The two old men from the nursing home started hobbling away (the place was not far from the graveyard). My mother approached the man on crutches and they shook hands, Alice and Helene's son-in-law did the same. Most of those who had attended the funeral were leaving. We had laid a small table for the funeral dinner at our house. I stopped for a moment wondering whether I should go back and speak to that nurse practitioner but for some reason I took the easy way and went with the relatives.
It was quiet, and the snow lay thick and white on the trees, although it was turning foggy and you could feel a thaw in the air. I looked back. The trees, the earth and the sky were vanishing in the twilight, and in the frosty white mist you could see two dark figures moving along the road: the nurse practitioner on his crutches and Johannes' roommate. Suddenly I felt sorry I had not gone and said goodbye to the nurse practitioner. He had held Johannes' hand when he was dying and so for some moments had been closer to him than any other person, indeed had been for him the only real person in the world. Just as his mother had been when he was born, and near whose bones his worn-out body now lay.

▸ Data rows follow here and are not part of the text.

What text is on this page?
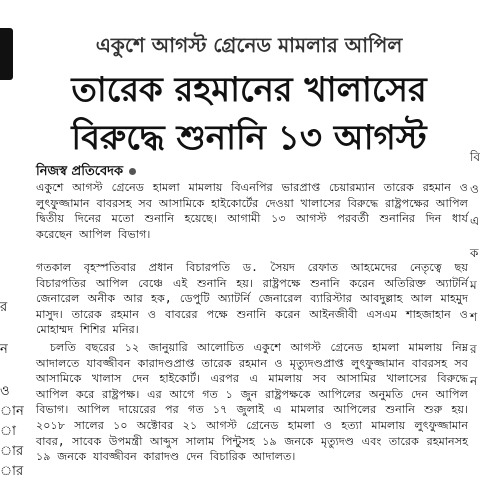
র
ন
ও
ান
া
ার
ার
একুশে আগস্ট গ্রেনেড মামলার আপিল
তারেক রহমানের খালাসের
বিরুদ্ধে শুনানি ১৩ আগস্ট
নিজস্ব প্রতিবেদক
একুশে আগস্ট গ্রেনেড হামলা মামলায় বিএনপির ভারপ্রাপ্ত চেয়ারম্যান তারেক রহমান ও লুৎফুজ্জামান বাবরসহ সব আসামিকে হাইকোর্টের দেওয়া খালাসের বিরুদ্ধে রাষ্ট্রপক্ষের আপিল দ্বিতীয় দিনের মতো শুনানি হয়েছে। আগামী ১৩ আগস্ট পরবর্তী শুনানির দিন ধার্য করেছেন আপিল বিভাগ।
গতকাল বৃহস্পতিবার প্রধান বিচারপতি ড. সৈয়দ রেফাত আহমেদের নেতৃত্বে ছয় বিচারপতির আপিল বেঞ্চে এই শুনানি হয়। রাষ্ট্রপক্ষে শুনানি করেন অতিরিক্ত অ্যাটর্নি জেনারেল অনীক আর হক, ডেপুটি অ্যাটর্নি জেনারেল ব্যারিস্টার আবদুল্লাহ আল মাহমুদ মাসুদ। তারেক রহমান ও বাবরের পক্ষে শুনানি করেন আইনজীবী এসএম শাহজাহান ও মোহাম্মদ শিশির মনির।
চলতি বছরের ১২ জানুয়ারি আলোচিত একুশে আগস্ট গ্রেনেড হামলা মামলায় নিম্ন আদালতে যাবজ্জীবন কারাদণ্ডপ্রাপ্ত তারেক রহমান ও মৃত্যুদণ্ডপ্রাপ্ত লুৎফুজ্জামান বাবরসহ সব আসামিকে খালাস দেন হাইকোর্ট। এরপর এ মামলায় সব আসামির খালাসের বিরুদ্ধে আপিল করে রাষ্ট্রপক্ষ। এর আগে গত ১ জুন রাষ্ট্রপক্ষকে আপিলের অনুমতি দেন আপিল বিভাগ। আপিল দায়েরের পর গত ১৭ জুলাই এ মামলার আপিলের শুনানি শুরু হয়। ২০১৮ সালের ১০ অক্টোবর ২১ আগস্ট গ্রেনেড হামলা ও হত্যা মামলায় লুৎফুজ্জামান বাবর, সাবেক উপমন্ত্রী আব্দুস সালাম পিন্টুসহ ১৯ জনকে মৃত্যুদণ্ড এবং তারেক রহমানসহ ১৯ জনকে যাবজ্জীবন কারাদণ্ড দেন বিচারিক আদালত।
বি
ও
এ
ক
ম
শ
র
ন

This all was something great and symbolic, something that meant a circle was closing. I knew all this, but could not feel it, even though I should have felt this way. It was all there: birth, death, a snowy twilight, the silence, and a minister reciting bible verses some of which were indeed quite beautiful and profound. Johannes was beside his mother and both of them were back again in Mother Earth. I thought about it all but the only thing I felt was the cold numbing my toes, my empty stomach and shame for not feeling anything else and for not having shaken hands with the two old men, for I am the way I am and I do not know how, or cannot, or do not want to do anything to be different.